My first visit to the Luigi Ferarris was for a night game against lowly Reggina, I was won over by the ultras in the  Gradinata Sud, couldn’t stop laughing when I heard them singing their version of “Do you think I’m Sexy”.  ( I am still searching for this! Obviously it must originate from the visit of Scotland in 1990 for their World Cup group matches at the stadium). I am sure the words were completely different, but I don’t know for sure!.

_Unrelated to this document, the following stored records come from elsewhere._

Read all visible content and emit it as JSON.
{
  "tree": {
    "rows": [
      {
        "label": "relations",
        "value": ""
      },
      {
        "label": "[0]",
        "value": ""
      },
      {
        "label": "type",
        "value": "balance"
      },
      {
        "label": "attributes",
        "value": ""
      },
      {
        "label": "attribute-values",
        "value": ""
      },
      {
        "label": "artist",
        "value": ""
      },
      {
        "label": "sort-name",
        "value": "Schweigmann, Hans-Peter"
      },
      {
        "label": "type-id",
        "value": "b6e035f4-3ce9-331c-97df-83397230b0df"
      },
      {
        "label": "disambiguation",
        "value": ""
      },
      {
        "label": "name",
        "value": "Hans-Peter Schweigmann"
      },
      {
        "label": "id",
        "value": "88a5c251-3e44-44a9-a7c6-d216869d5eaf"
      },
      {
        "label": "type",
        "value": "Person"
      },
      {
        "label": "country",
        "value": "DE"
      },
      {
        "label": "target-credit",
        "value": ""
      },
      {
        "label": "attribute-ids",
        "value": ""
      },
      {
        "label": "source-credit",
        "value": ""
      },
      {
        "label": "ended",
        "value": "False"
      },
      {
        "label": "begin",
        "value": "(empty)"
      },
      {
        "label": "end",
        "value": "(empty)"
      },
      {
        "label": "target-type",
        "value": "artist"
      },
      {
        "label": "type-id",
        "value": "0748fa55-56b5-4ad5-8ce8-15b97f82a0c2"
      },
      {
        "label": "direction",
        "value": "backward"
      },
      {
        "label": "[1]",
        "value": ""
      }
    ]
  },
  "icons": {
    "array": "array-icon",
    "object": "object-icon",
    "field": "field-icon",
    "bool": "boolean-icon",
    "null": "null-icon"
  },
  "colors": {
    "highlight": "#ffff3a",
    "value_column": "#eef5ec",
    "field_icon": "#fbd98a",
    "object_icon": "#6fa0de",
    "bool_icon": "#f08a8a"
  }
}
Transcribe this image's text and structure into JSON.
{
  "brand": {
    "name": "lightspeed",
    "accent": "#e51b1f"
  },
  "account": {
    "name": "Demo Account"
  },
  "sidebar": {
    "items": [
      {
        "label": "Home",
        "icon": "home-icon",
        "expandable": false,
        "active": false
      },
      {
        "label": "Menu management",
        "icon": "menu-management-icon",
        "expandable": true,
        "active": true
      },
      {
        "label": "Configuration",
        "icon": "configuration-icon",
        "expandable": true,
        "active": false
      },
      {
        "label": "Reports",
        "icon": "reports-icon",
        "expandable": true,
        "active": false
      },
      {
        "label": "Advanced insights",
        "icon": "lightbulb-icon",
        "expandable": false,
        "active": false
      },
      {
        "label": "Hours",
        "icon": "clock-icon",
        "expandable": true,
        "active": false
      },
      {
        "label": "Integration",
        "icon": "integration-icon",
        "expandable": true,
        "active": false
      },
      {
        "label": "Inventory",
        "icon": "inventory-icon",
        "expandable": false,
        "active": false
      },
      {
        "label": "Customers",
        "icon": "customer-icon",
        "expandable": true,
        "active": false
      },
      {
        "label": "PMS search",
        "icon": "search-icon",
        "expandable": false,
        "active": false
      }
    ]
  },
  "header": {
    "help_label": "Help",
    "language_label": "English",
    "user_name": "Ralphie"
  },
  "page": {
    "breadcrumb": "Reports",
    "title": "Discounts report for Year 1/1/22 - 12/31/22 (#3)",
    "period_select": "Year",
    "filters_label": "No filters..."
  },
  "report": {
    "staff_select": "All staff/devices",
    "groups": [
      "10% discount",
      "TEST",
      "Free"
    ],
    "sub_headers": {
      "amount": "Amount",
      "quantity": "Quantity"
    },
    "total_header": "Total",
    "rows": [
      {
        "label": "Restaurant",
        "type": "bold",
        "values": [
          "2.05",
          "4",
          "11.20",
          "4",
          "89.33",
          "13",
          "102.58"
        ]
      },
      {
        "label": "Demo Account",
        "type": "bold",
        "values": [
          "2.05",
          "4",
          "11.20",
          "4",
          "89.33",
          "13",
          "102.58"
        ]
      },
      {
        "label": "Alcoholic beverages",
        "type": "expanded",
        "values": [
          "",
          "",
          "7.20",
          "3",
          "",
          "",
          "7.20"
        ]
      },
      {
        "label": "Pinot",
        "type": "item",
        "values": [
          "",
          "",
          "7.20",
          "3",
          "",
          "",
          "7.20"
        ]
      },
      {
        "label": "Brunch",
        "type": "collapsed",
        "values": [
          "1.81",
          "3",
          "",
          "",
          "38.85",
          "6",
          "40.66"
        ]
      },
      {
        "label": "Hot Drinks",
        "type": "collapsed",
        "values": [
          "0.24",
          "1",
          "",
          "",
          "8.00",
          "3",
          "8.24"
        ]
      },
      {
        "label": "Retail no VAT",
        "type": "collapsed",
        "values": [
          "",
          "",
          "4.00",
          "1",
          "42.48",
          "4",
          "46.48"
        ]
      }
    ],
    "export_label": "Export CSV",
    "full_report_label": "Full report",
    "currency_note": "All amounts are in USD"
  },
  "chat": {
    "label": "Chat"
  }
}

So impressed I returned to see them play Roma a few years later. I wasn’t let down, great atmosphere and a great match (see Totti’s goal at 8.06)

Independiente (Argentina)
Couldn’t believe it when I managed to find video footage of the game I attended. just listening to the commentary tells you the evening was a special one. My lasting memory is getting on the collectivo (local bus) on the way home at midnight with everyone jumping up and down and singing on the bus. Great night.

St Pauli
It was in the mid-1980s that St. Pauli’s transition from a traditional club into a “Kult” club began. The club was also able to turn the location of its ground in the dock area part of town, near Hamburg’s famous Reeperbahn — centre of the city’s night life and its red-light district — to its advantage. An alternative fan scene emerged, built around left-leaning politics, social activism and the event and party atmosphere of the club’s matches. Supporters adopted the skull and crossbones as their own unofficial emblem. St. Pauli became the first team in Germany to officially ban right-wing nationalist activities and displays in its stadium in an era when fascist-inspired football hooliganism threatened the game across Europe. In 1981, the team was averaging crowds of only 1,600 spectators: by the late 1990s they were frequently selling out their entire 20,000-capacity ground.

I was lucky enough to get a complimentary ticket to see St Pauli. But not only did I get in for free.  The hospitality had to be seen to be believed. Free beer delivered to your seat. I kid you not.

Now this was before the hot dog train arrived.

Never mind all that St. Pauli’s is one place that every football supporter should visit to sample the atmosphere.